The cenusus data  provide data for only 2010 and 2016, so i will extract the data for 2010 and 2016 from df_gun data, then merge with census data using state as the foriegn key to get correlation for the data.


In [None]:
#creating a dfnew_gun
df_new_gun= df_gun.loc[:, ['month', 'state', 'totals']]

df_new_gun



In [None]:
#extracting year and month from month column

df_new_gun['year']= pd.to_datetime(df_new_gun['month']).dt.strftime('%Y')
df_new_gun['months']= pd.to_datetime(df_new_gun['month']).dt.strftime('%m')

#dropping the month (date column)

df_new_gun = df_new_gun.drop(columns = 'month')


In [None]:
#extraction 2010-2016 data


df_new_gun = df_new_gun.query('year  == "2010"'and 'year == "2016"')


In [None]:
#grouping df_new_gun by state
df_new_gun = df_new_gun.groupby('state')['totals'].sum().reset_index()
df_new_gun.head()

In [None]:
#extracting census data for 2016 and 2010

#renameing the column as state

df_census_2016_2010 = df_census.iloc[:,0:4]

df_census_2016_2010.rename(columns = {'index':'state','Population estimates, July 1, 2016,  (V2016)' :'population_2016', 'Population estimates base, April 1, 2010,  (V2016)': 'population_2010' , 'Population, percent change - April 1, 2010 (estimates base) to July 1, 2016,  (V2016)': '%population_change2010and2016'}, inplace = True)


df_census_2016_2010.head()

In [None]:
#merging the df_new_gun and df_census

df = df_census_2016_2010.merge(df_new_gun, how = 'inner', on = 'state')

df.info()

In [None]:
#changing the datatype to float
df['population_2016'] = df['population_2016'].astype(float)
df['population_2010'] = df['population_2010'].astype(float)
df['%population_change2010and2016'] = df['%population_change2010and2016'].astype(float)


In [None]:
#creating correlation table

#df_corr = df.corr()[['totals']][:-1].sort_values(by='totals', ascending = True)
df_corr = df.corr()
df_corr

In [None]:
#plotting the correlation 

hm = px.imshow(df_corr, height = 1000, text_auto=True, aspect="auto")
hm.update_layout(title = 'Heatmap of census data correlation with firearm registrations', title_x = 1.0)
hm.update_xaxes(side="top")
hm.show()

<a id='conclusions'></a>
## Conclusions

> **what is the overall trend in gun purchase?**:
  > The result shows that there is increase in gun purchase over time from 1998 to 2017,the trend is seasonal which peak at december.

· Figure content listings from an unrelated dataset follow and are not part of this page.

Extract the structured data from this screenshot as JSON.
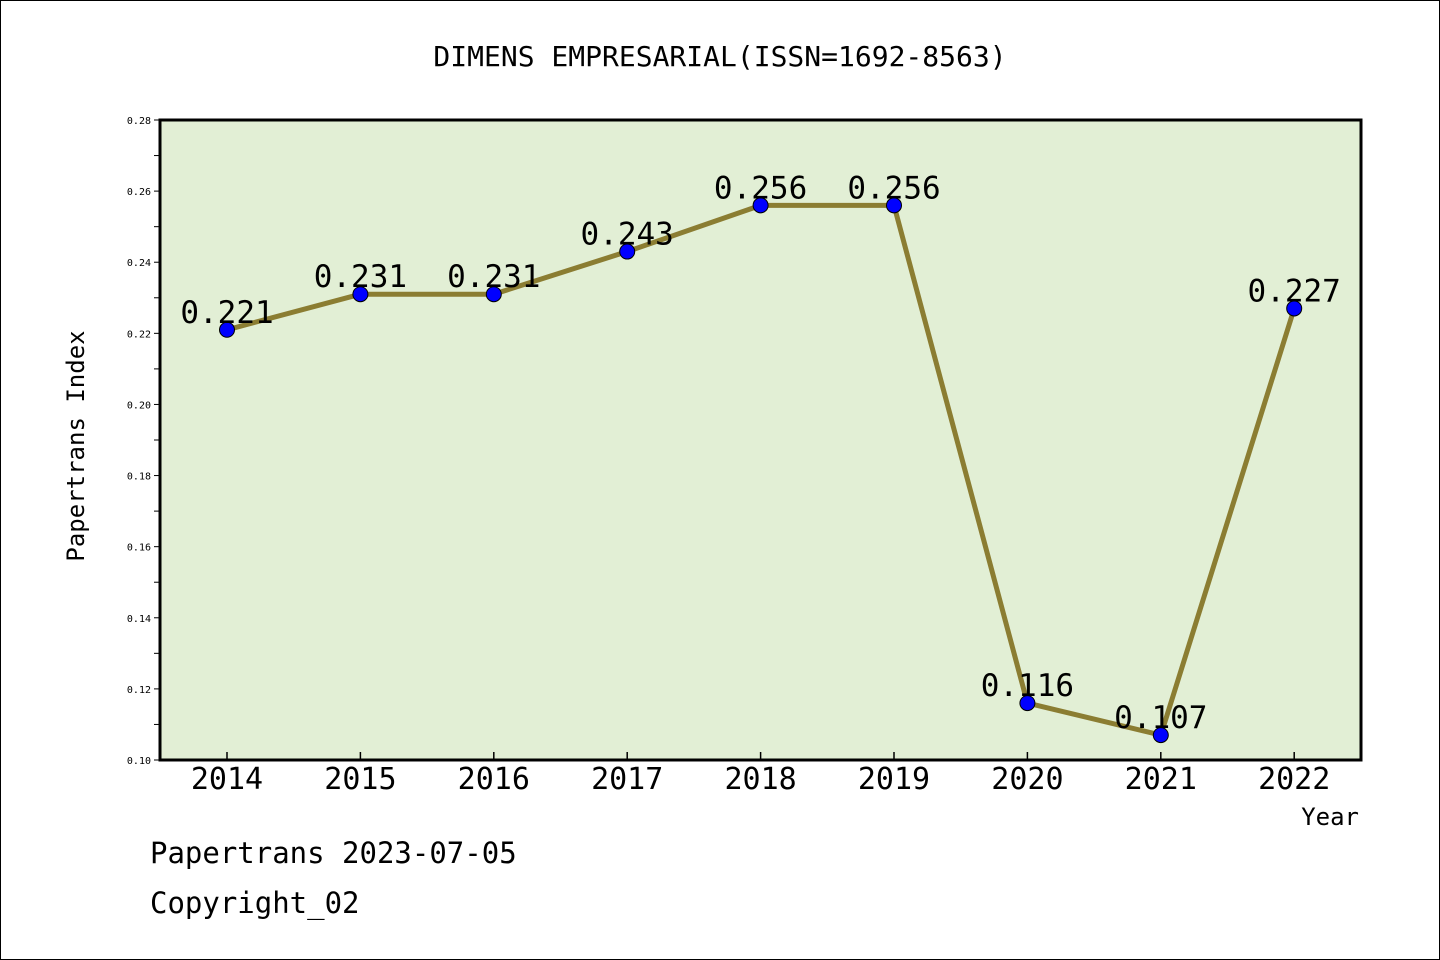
{
  "chart_data": {
    "type": "line",
    "title": "DIMENS EMPRESARIAL(ISSN=1692-8563)",
    "xlabel": "Year",
    "ylabel": "Papertrans Index",
    "categories": [
      "2014",
      "2015",
      "2016",
      "2017",
      "2018",
      "2019",
      "2020",
      "2021",
      "2022"
    ],
    "series": [
      {
        "values": [
          0.221,
          0.231,
          0.231,
          0.243,
          0.256,
          0.256,
          0.116,
          0.107,
          0.227
        ],
        "data_labels": [
          "0.221",
          "0.231",
          "0.231",
          "0.243",
          "0.256",
          "0.256",
          "0.116",
          "0.107",
          "0.227"
        ]
      }
    ],
    "ylim": [
      0.1,
      0.28
    ],
    "y_ticks": [
      "0.10",
      "0.12",
      "0.14",
      "0.16",
      "0.18",
      "0.20",
      "0.22",
      "0.24",
      "0.26",
      "0.28"
    ],
    "grid": false,
    "legend": "none",
    "colors": {
      "plot_background": "#e2efd5",
      "line": "#8b7d32",
      "marker": "#0000ff"
    }
  },
  "footer": {
    "date_line": "Papertrans 2023-07-05",
    "copyright": "Copyright_02"
  }
}
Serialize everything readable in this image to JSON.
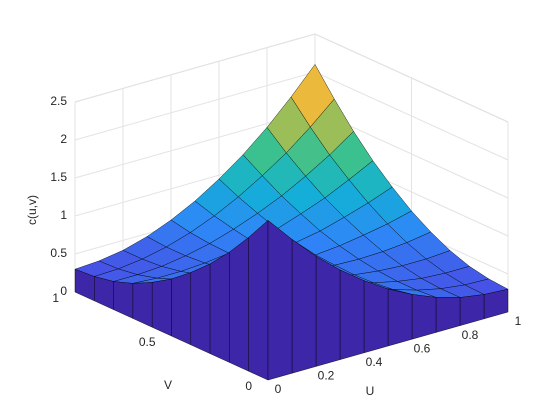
{
  "chart_data": {
    "type": "surface",
    "xlabel": "U",
    "ylabel": "V",
    "zlabel": "c(u,v)",
    "x": [
      0,
      0.1,
      0.2,
      0.3,
      0.4,
      0.5,
      0.6,
      0.7,
      0.8,
      0.9,
      1
    ],
    "y": [
      0,
      0.1,
      0.2,
      0.3,
      0.4,
      0.5,
      0.6,
      0.7,
      0.8,
      0.9,
      1
    ],
    "z": [
      [
        2.1,
        1.76,
        1.45,
        1.18,
        0.95,
        0.75,
        0.59,
        0.46,
        0.37,
        0.32,
        0.3
      ],
      [
        1.76,
        1.48,
        1.23,
        1.02,
        0.83,
        0.67,
        0.54,
        0.44,
        0.37,
        0.33,
        0.32
      ],
      [
        1.45,
        1.23,
        1.04,
        0.87,
        0.73,
        0.61,
        0.51,
        0.44,
        0.39,
        0.37,
        0.37
      ],
      [
        1.18,
        1.02,
        0.87,
        0.75,
        0.64,
        0.56,
        0.5,
        0.46,
        0.44,
        0.44,
        0.46
      ],
      [
        0.95,
        0.83,
        0.73,
        0.64,
        0.58,
        0.53,
        0.51,
        0.5,
        0.51,
        0.54,
        0.59
      ],
      [
        0.75,
        0.67,
        0.61,
        0.56,
        0.53,
        0.53,
        0.53,
        0.56,
        0.61,
        0.67,
        0.75
      ],
      [
        0.59,
        0.54,
        0.51,
        0.5,
        0.51,
        0.53,
        0.58,
        0.64,
        0.73,
        0.83,
        0.95
      ],
      [
        0.46,
        0.44,
        0.44,
        0.46,
        0.5,
        0.56,
        0.64,
        0.75,
        0.87,
        1.02,
        1.18
      ],
      [
        0.37,
        0.37,
        0.39,
        0.44,
        0.51,
        0.61,
        0.73,
        0.87,
        1.04,
        1.23,
        1.45
      ],
      [
        0.32,
        0.33,
        0.37,
        0.44,
        0.54,
        0.67,
        0.83,
        1.02,
        1.23,
        1.48,
        1.76
      ],
      [
        0.3,
        0.32,
        0.37,
        0.46,
        0.59,
        0.75,
        0.95,
        1.18,
        1.45,
        1.76,
        2.1
      ]
    ],
    "xlim": [
      0,
      1
    ],
    "ylim": [
      0,
      1
    ],
    "zlim": [
      0,
      2.5
    ],
    "xticks": [
      0,
      0.2,
      0.4,
      0.6,
      0.8,
      1
    ],
    "yticks": [
      0,
      0.5,
      1
    ],
    "zticks": [
      0,
      0.5,
      1,
      1.5,
      2,
      2.5
    ],
    "grid": true,
    "colormap": [
      "#3e26a8",
      "#4750e5",
      "#2e87f7",
      "#13b0d6",
      "#33c194",
      "#a4be55",
      "#f2b93a",
      "#f9fb15"
    ],
    "edgecolor": "#000000"
  }
}
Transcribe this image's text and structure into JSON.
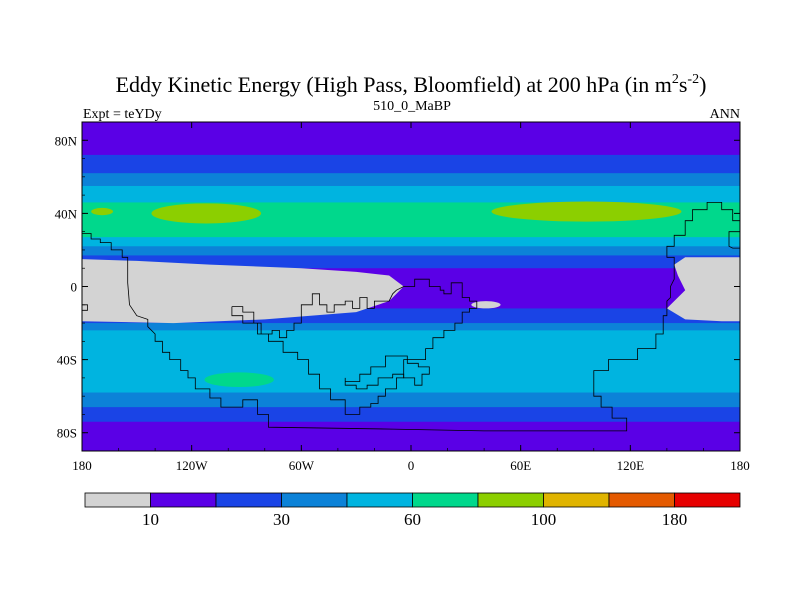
{
  "chart_data": {
    "type": "contour-map",
    "title_text": "Eddy Kinetic Energy (High Pass, Bloomfield) at 200 hPa (in m",
    "title_unit": {
      "base1": "m",
      "sup1": "2",
      "base2": "s",
      "sup2": "-2",
      "close": ")"
    },
    "subtitle_center": "510_0_MaBP",
    "subtitle_left": "Expt = teYDy",
    "subtitle_right": "ANN",
    "xlabel": "",
    "ylabel": "",
    "xlim": [
      -180,
      180
    ],
    "ylim": [
      -90,
      90
    ],
    "lon_ticks": [
      {
        "value": -180,
        "label": "180"
      },
      {
        "value": -120,
        "label": "120W"
      },
      {
        "value": -60,
        "label": "60W"
      },
      {
        "value": 0,
        "label": "0"
      },
      {
        "value": 60,
        "label": "60E"
      },
      {
        "value": 120,
        "label": "120E"
      },
      {
        "value": 180,
        "label": "180"
      }
    ],
    "lat_ticks": [
      {
        "value": 80,
        "label": "80N"
      },
      {
        "value": 40,
        "label": "40N"
      },
      {
        "value": 0,
        "label": "0"
      },
      {
        "value": -40,
        "label": "40S"
      },
      {
        "value": -80,
        "label": "80S"
      }
    ],
    "levels": [
      10,
      20,
      30,
      45,
      60,
      80,
      100,
      130,
      180
    ],
    "colorbar": {
      "colors": [
        "#d3d3d3",
        "#5a00e6",
        "#1a44e6",
        "#0c82d8",
        "#00b4e0",
        "#00d88c",
        "#8ccf00",
        "#e0b400",
        "#e45a00",
        "#e60000"
      ],
      "labels": [
        {
          "after_box": 1,
          "label": "10"
        },
        {
          "after_box": 3,
          "label": "30"
        },
        {
          "after_box": 5,
          "label": "60"
        },
        {
          "after_box": 7,
          "label": "100"
        },
        {
          "after_box": 9,
          "label": "180"
        }
      ]
    },
    "zonal_bands": [
      {
        "lat": [
          72,
          90
        ],
        "level": 1
      },
      {
        "lat": [
          62,
          72
        ],
        "level": 2
      },
      {
        "lat": [
          55,
          62
        ],
        "level": 3
      },
      {
        "lat": [
          46,
          55
        ],
        "level": 4
      },
      {
        "lat": [
          27,
          46
        ],
        "level": 5
      },
      {
        "lat": [
          22,
          27
        ],
        "level": 4
      },
      {
        "lat": [
          17,
          22
        ],
        "level": 3
      },
      {
        "lat": [
          10,
          17
        ],
        "level": 2
      },
      {
        "lat": [
          -12,
          10
        ],
        "level": 1
      },
      {
        "lat": [
          -20,
          -12
        ],
        "level": 2
      },
      {
        "lat": [
          -24,
          -20
        ],
        "level": 3
      },
      {
        "lat": [
          -32,
          -24
        ],
        "level": 4
      },
      {
        "lat": [
          -58,
          -32
        ],
        "level": 4
      },
      {
        "lat": [
          -66,
          -58
        ],
        "level": 3
      },
      {
        "lat": [
          -74,
          -66
        ],
        "level": 2
      },
      {
        "lat": [
          -90,
          -74
        ],
        "level": 1
      }
    ],
    "features": [
      {
        "name": "eddy-max-north-west",
        "level": 6,
        "shape": "ellipse",
        "lon": -112,
        "lat": 40,
        "rx": 30,
        "ry": 5.5
      },
      {
        "name": "eddy-max-north-east",
        "level": 6,
        "shape": "ellipse",
        "lon": 96,
        "lat": 41,
        "rx": 52,
        "ry": 5.5
      },
      {
        "name": "eddy-max-north-edge",
        "level": 6,
        "shape": "ellipse",
        "lon": -169,
        "lat": 41,
        "rx": 6,
        "ry": 2
      },
      {
        "name": "eddy-max-south",
        "level": 5,
        "shape": "ellipse",
        "lon": -94,
        "lat": -51,
        "rx": 19,
        "ry": 4
      },
      {
        "name": "low-eke-tropics-west",
        "level": 0,
        "shape": "polygon",
        "points": [
          [
            -180,
            15
          ],
          [
            -150,
            14
          ],
          [
            -110,
            12
          ],
          [
            -60,
            10
          ],
          [
            -30,
            8
          ],
          [
            -12,
            6
          ],
          [
            -4,
            0
          ],
          [
            -12,
            -8
          ],
          [
            -30,
            -14
          ],
          [
            -80,
            -18
          ],
          [
            -130,
            -20
          ],
          [
            -180,
            -19
          ]
        ]
      },
      {
        "name": "low-eke-tropics-east",
        "level": 0,
        "shape": "polygon",
        "points": [
          [
            180,
            16
          ],
          [
            150,
            16
          ],
          [
            144,
            12
          ],
          [
            146,
            6
          ],
          [
            150,
            -2
          ],
          [
            140,
            -12
          ],
          [
            150,
            -18
          ],
          [
            170,
            -19
          ],
          [
            180,
            -19
          ]
        ]
      },
      {
        "name": "low-eke-patch",
        "level": 0,
        "shape": "ellipse",
        "lon": 41,
        "lat": -10,
        "rx": 8,
        "ry": 2
      }
    ],
    "coastlines": [
      [
        [
          -180,
          29
        ],
        [
          -175,
          29
        ],
        [
          -175,
          26
        ],
        [
          -170,
          26
        ],
        [
          -170,
          24
        ],
        [
          -164,
          24
        ],
        [
          -164,
          20
        ],
        [
          -158,
          20
        ],
        [
          -158,
          16
        ],
        [
          -155,
          16
        ],
        [
          -155,
          2
        ],
        [
          -154,
          -10
        ],
        [
          -150,
          -16
        ],
        [
          -144,
          -18
        ],
        [
          -144,
          -22
        ],
        [
          -140,
          -26
        ],
        [
          -140,
          -30
        ],
        [
          -136,
          -30
        ],
        [
          -136,
          -36
        ],
        [
          -132,
          -36
        ],
        [
          -132,
          -40
        ],
        [
          -126,
          -40
        ],
        [
          -126,
          -46
        ],
        [
          -122,
          -46
        ],
        [
          -122,
          -50
        ],
        [
          -118,
          -50
        ],
        [
          -118,
          -56
        ],
        [
          -110,
          -56
        ],
        [
          -110,
          -61
        ],
        [
          -104,
          -61
        ],
        [
          -104,
          -66
        ],
        [
          -92,
          -66
        ],
        [
          -92,
          -62
        ],
        [
          -84,
          -62
        ],
        [
          -84,
          -70
        ],
        [
          -78,
          -70
        ],
        [
          -78,
          -77
        ],
        [
          -10,
          -78
        ],
        [
          40,
          -79
        ],
        [
          118,
          -79
        ],
        [
          118,
          -72
        ],
        [
          110,
          -72
        ],
        [
          110,
          -66
        ],
        [
          104,
          -66
        ],
        [
          104,
          -60
        ],
        [
          100,
          -60
        ],
        [
          100,
          -46
        ],
        [
          108,
          -46
        ],
        [
          108,
          -40
        ],
        [
          124,
          -40
        ],
        [
          124,
          -34
        ],
        [
          134,
          -34
        ],
        [
          134,
          -26
        ],
        [
          138,
          -26
        ],
        [
          138,
          -16
        ],
        [
          140,
          -16
        ],
        [
          140,
          -8
        ],
        [
          142,
          -6
        ],
        [
          142,
          0
        ],
        [
          144,
          4
        ],
        [
          144,
          16
        ],
        [
          140,
          16
        ],
        [
          140,
          22
        ],
        [
          144,
          22
        ],
        [
          144,
          28
        ],
        [
          150,
          28
        ],
        [
          150,
          36
        ],
        [
          154,
          36
        ],
        [
          154,
          42
        ],
        [
          162,
          42
        ],
        [
          162,
          46
        ],
        [
          170,
          46
        ],
        [
          170,
          42
        ],
        [
          176,
          42
        ],
        [
          176,
          36
        ],
        [
          180,
          36
        ]
      ],
      [
        [
          -180,
          -13
        ],
        [
          -177,
          -13
        ],
        [
          -177,
          -10
        ],
        [
          -180,
          -10
        ]
      ],
      [
        [
          -98,
          -11
        ],
        [
          -92,
          -11
        ],
        [
          -92,
          -14
        ],
        [
          -86,
          -14
        ],
        [
          -86,
          -20
        ],
        [
          -82,
          -20
        ],
        [
          -82,
          -26
        ],
        [
          -76,
          -26
        ],
        [
          -76,
          -24
        ],
        [
          -72,
          -24
        ],
        [
          -72,
          -28
        ],
        [
          -68,
          -28
        ],
        [
          -68,
          -24
        ],
        [
          -64,
          -24
        ],
        [
          -64,
          -20
        ],
        [
          -60,
          -20
        ],
        [
          -60,
          -10
        ],
        [
          -54,
          -10
        ],
        [
          -54,
          -4
        ],
        [
          -50,
          -4
        ],
        [
          -50,
          -10
        ],
        [
          -46,
          -10
        ],
        [
          -46,
          -14
        ],
        [
          -42,
          -14
        ],
        [
          -42,
          -10
        ],
        [
          -36,
          -10
        ],
        [
          -36,
          -8
        ],
        [
          -32,
          -8
        ],
        [
          -32,
          -12
        ],
        [
          -28,
          -12
        ],
        [
          -28,
          -6
        ],
        [
          -24,
          -6
        ],
        [
          -24,
          -12
        ],
        [
          -20,
          -12
        ],
        [
          -20,
          -8
        ],
        [
          -12,
          -8
        ],
        [
          -10,
          -4
        ],
        [
          -8,
          -2
        ],
        [
          -4,
          0
        ],
        [
          2,
          0
        ],
        [
          2,
          4
        ],
        [
          10,
          4
        ],
        [
          10,
          0
        ],
        [
          16,
          0
        ],
        [
          16,
          -2
        ],
        [
          18,
          -2
        ],
        [
          18,
          -4
        ],
        [
          22,
          -4
        ],
        [
          22,
          2
        ],
        [
          28,
          2
        ],
        [
          28,
          -6
        ],
        [
          32,
          -6
        ],
        [
          32,
          -8
        ],
        [
          36,
          -8
        ],
        [
          36,
          -12
        ],
        [
          32,
          -12
        ],
        [
          32,
          -14
        ],
        [
          28,
          -14
        ],
        [
          28,
          -20
        ],
        [
          24,
          -20
        ],
        [
          24,
          -24
        ],
        [
          18,
          -24
        ],
        [
          18,
          -28
        ],
        [
          12,
          -28
        ],
        [
          12,
          -34
        ],
        [
          8,
          -34
        ],
        [
          8,
          -40
        ],
        [
          2,
          -40
        ],
        [
          -4,
          -40
        ],
        [
          -4,
          -50
        ],
        [
          -8,
          -50
        ],
        [
          -8,
          -56
        ],
        [
          -14,
          -56
        ],
        [
          -14,
          -60
        ],
        [
          -18,
          -60
        ],
        [
          -18,
          -64
        ],
        [
          -22,
          -64
        ],
        [
          -22,
          -66
        ],
        [
          -28,
          -66
        ],
        [
          -28,
          -70
        ],
        [
          -36,
          -70
        ],
        [
          -36,
          -62
        ],
        [
          -44,
          -62
        ],
        [
          -44,
          -56
        ],
        [
          -50,
          -56
        ],
        [
          -50,
          -48
        ],
        [
          -56,
          -48
        ],
        [
          -56,
          -40
        ],
        [
          -62,
          -40
        ],
        [
          -62,
          -36
        ],
        [
          -70,
          -36
        ],
        [
          -70,
          -30
        ],
        [
          -78,
          -30
        ],
        [
          -78,
          -26
        ],
        [
          -84,
          -26
        ],
        [
          -84,
          -20
        ],
        [
          -92,
          -20
        ],
        [
          -92,
          -16
        ],
        [
          -98,
          -16
        ],
        [
          -98,
          -11
        ]
      ],
      [
        [
          -36,
          -50
        ],
        [
          -36,
          -54
        ],
        [
          -30,
          -54
        ],
        [
          -30,
          -56
        ],
        [
          -24,
          -56
        ],
        [
          -24,
          -54
        ],
        [
          -18,
          -54
        ],
        [
          -18,
          -50
        ],
        [
          -10,
          -50
        ],
        [
          -10,
          -48
        ],
        [
          -4,
          -48
        ],
        [
          -4,
          -50
        ],
        [
          2,
          -50
        ],
        [
          2,
          -54
        ],
        [
          6,
          -54
        ],
        [
          6,
          -48
        ],
        [
          10,
          -48
        ],
        [
          10,
          -44
        ],
        [
          4,
          -44
        ],
        [
          4,
          -42
        ],
        [
          -2,
          -42
        ],
        [
          -2,
          -38
        ],
        [
          -14,
          -38
        ],
        [
          -14,
          -44
        ],
        [
          -22,
          -44
        ],
        [
          -22,
          -48
        ],
        [
          -28,
          -48
        ],
        [
          -28,
          -52
        ],
        [
          -36,
          -52
        ],
        [
          -36,
          -50
        ]
      ],
      [
        [
          180,
          21
        ],
        [
          176,
          21
        ],
        [
          174,
          22
        ],
        [
          174,
          30
        ],
        [
          180,
          30
        ]
      ]
    ]
  }
}
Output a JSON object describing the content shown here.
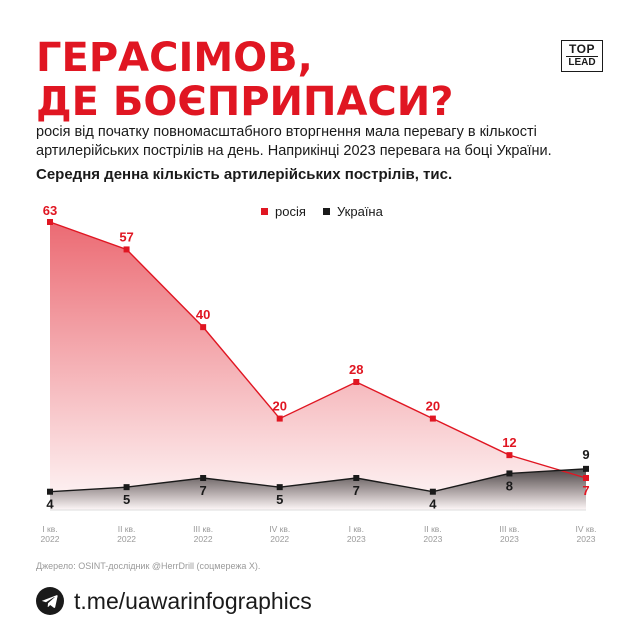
{
  "header": {
    "title_line1": "ГЕРАСІМОВ,",
    "title_line2": "ДЕ БОЄПРИПАСИ?",
    "logo_line1": "TOP",
    "logo_line2": "LEAD"
  },
  "subtitle": "росія від початку повномасштабного вторгнення мала перевагу в кількості артилерійських пострілів на день. Наприкінці 2023 перевага на боці України.",
  "chart_data": {
    "type": "area",
    "title": "Середня денна кількість артилерійських пострілів, тис.",
    "categories": [
      [
        "I кв.",
        "2022"
      ],
      [
        "II кв.",
        "2022"
      ],
      [
        "III кв.",
        "2022"
      ],
      [
        "IV кв.",
        "2022"
      ],
      [
        "I кв.",
        "2023"
      ],
      [
        "II кв.",
        "2023"
      ],
      [
        "III кв.",
        "2023"
      ],
      [
        "IV кв.",
        "2023"
      ]
    ],
    "series": [
      {
        "name": "росія",
        "color": "#e01622",
        "values": [
          63,
          57,
          40,
          20,
          28,
          20,
          12,
          7
        ]
      },
      {
        "name": "Україна",
        "color": "#1a1a1a",
        "values": [
          4,
          5,
          7,
          5,
          7,
          4,
          8,
          9
        ]
      }
    ],
    "ylim": [
      0,
      63
    ],
    "legend_position": "top-center",
    "grid": false
  },
  "source": "Джерело: OSINT-дослідник @HerrDrill (соцмережа X).",
  "footer": {
    "icon": "telegram-icon",
    "link": "t.me/uawarinfographics"
  }
}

> **what state has the highest growth in gun purchase?**: The result shows that Guam has the highest growth (151.444444%) in Gun registration, the total gun registration increase from  9 in 1998 to 1372 in 2017.
>

> **What census data is most associated with high gun per capital?**: Both 2010 population and 2016 population census data have positive correlation with the total gun checkedin 2010 and 2016. 2010 population census has 0.605044 which is greater than 0.605044 of 2016 population census.


## Limitation
>The main limitation is the lack of census data that prevented more detailed analysis: the census data is available only for the period 2010 - 2016. Missing data in the NICS  Gun-check dataset were removed.